Apple is reportedly developing a cheap ‘nano’ version of its iPhone to beat off increasing Android competition
Apple is secretly developing a smaller and cheaper version of its popular iPhone, as a way to head off the increasing threat posed by Android-based handsets.
This is according to Bloomberg, which cited people who had been briefed on the plans.
According to the report, one person who has seen a prototype and asked not to be identified, said that Apple is developing a cheaper and smaller device than the most recent iPhone, which it will sell for approximately £200 (£125), without obliging users to sign a two-year service contract.
No Home Button
At the moment, the iPhone 4 costs $200 to $300 when subsidised by a contract in the United States. In the UK, subsidised prices for the 32GB handset start from £60 pounds upwards, with a typical monthly contract of around £35 per month.
Interestingly, Bloomberg said that the prototype was about one-third smaller than the iPhone 4, and it had no “home” button.
This is not the first time that rumours have spread about Apple dropping the home button on its future devices.

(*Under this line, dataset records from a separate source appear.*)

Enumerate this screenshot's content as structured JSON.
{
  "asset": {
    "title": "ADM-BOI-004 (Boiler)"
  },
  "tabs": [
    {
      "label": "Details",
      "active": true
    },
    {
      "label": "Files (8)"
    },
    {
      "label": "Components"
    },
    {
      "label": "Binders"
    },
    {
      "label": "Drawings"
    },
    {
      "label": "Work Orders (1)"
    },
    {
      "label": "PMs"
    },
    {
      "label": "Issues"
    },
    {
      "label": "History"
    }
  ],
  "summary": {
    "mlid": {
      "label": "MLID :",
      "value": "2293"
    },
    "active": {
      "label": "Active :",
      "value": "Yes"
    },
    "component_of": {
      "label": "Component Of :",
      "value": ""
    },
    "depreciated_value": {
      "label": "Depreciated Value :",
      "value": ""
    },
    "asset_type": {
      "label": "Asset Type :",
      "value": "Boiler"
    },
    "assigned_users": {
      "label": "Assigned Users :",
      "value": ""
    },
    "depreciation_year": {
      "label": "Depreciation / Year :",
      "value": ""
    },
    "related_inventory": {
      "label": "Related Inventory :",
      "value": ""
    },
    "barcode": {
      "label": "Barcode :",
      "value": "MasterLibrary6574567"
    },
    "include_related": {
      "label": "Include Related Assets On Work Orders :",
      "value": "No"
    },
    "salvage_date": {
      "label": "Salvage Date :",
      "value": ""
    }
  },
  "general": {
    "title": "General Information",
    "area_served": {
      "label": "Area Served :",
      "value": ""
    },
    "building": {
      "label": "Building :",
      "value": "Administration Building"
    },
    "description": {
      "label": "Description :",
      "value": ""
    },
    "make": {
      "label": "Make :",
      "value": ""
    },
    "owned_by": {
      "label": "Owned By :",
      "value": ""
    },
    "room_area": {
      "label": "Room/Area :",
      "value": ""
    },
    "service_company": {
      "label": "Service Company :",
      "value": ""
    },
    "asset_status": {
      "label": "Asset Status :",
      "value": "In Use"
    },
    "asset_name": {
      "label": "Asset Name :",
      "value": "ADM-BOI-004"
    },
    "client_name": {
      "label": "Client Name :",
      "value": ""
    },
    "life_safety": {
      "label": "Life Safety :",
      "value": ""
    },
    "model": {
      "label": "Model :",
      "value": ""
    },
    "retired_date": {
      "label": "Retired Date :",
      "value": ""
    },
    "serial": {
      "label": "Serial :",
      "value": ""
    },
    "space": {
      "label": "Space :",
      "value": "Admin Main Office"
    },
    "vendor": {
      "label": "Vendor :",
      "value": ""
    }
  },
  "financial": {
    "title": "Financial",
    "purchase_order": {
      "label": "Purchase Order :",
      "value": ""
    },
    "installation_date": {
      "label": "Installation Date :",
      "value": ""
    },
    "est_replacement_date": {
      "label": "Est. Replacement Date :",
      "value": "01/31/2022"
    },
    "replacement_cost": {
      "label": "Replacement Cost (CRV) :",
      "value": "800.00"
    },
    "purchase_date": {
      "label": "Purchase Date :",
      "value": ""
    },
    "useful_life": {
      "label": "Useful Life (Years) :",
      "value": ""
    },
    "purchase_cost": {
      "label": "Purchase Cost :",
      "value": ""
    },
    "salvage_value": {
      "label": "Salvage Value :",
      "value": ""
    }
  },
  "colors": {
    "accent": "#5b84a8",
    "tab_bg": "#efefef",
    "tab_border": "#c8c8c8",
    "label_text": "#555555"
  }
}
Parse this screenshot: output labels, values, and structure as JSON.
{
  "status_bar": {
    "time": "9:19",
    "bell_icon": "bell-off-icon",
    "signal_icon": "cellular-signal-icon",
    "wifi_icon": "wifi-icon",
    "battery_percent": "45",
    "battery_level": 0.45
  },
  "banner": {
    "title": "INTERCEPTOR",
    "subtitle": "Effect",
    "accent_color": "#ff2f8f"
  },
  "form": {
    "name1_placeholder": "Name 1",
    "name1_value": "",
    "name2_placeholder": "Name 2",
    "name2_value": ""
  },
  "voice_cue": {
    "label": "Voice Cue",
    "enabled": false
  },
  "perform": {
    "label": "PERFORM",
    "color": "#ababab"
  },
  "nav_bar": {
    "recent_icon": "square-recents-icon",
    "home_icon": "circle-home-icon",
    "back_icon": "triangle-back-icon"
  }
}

Last month for example, the blog Boy Genius Report suggested that Apple was dropping the home button for the next generation iPad 2. Users will instead apparently use multi-touch gestures to navigate to the home screen.
The Bloomberg report also indicates that Apple is working on a dual-mode phone, that will be capable of working with the world’s two main wireless standards, namely GSM and CDMA, although it is not clear yet if this capability will be available in the cheaper iPhone ‘nano’.
The report also said that Apple is working on a universal SIM that will allow iPhone users to utilise any GSM network without having to switch the SIM cards that associate a phone with a particular network.
This is interesting, as in late October reports emerged that Apple was working with SIM card maker Gemalto to create a special proprietary SIM card for the iPhone 5.
Some thought this would mean Apple could then offer future versions of its mobile phones with an Apple contract, and cut out the mobile operators, providing its own SIM and activation, and giving more revenue to Apple.
But in November Apple ditched its proprietary SIM plan to bypass operators, apparently after operators warned Apple that they would refuse to continue subsidising the cost of its pricey phones.
Whatever the truth about these rumours, it is clear that Apple has the potential to offer up a cheaper alternative to its premium iPhone 4 handset, simply by reusing the processors, displays and other components currently utilised in its current handsets, instead of opting for the more advanced (and hence pricier) parts that will be in the iPhone 5.
At the moment, Apple’s iPhone is a premium device that tends to be focused on the high end customer market, but theoretically a cheaper ‘nano’ device would appeal to a wider customer base.
This is important as Apple is also facing increased competition. For example Canalys found recently that Android’s share of the global smartphone market more than tripled to 32.9 percent in the fourth quarter, eclipsing Apple’s 16 percent and overtaking Symbian. But Gartner found that, despite this, overall Symbian retained the leading spot (for the moment) ahead of Android.
And Apple is of course also facing a potential renewed threat from Microsoft, after the announcement that Nokia and Microsoft are to join forces in smartphone development, and Nokia will adopt Windows Phone 7 as its primary smartphone operating system.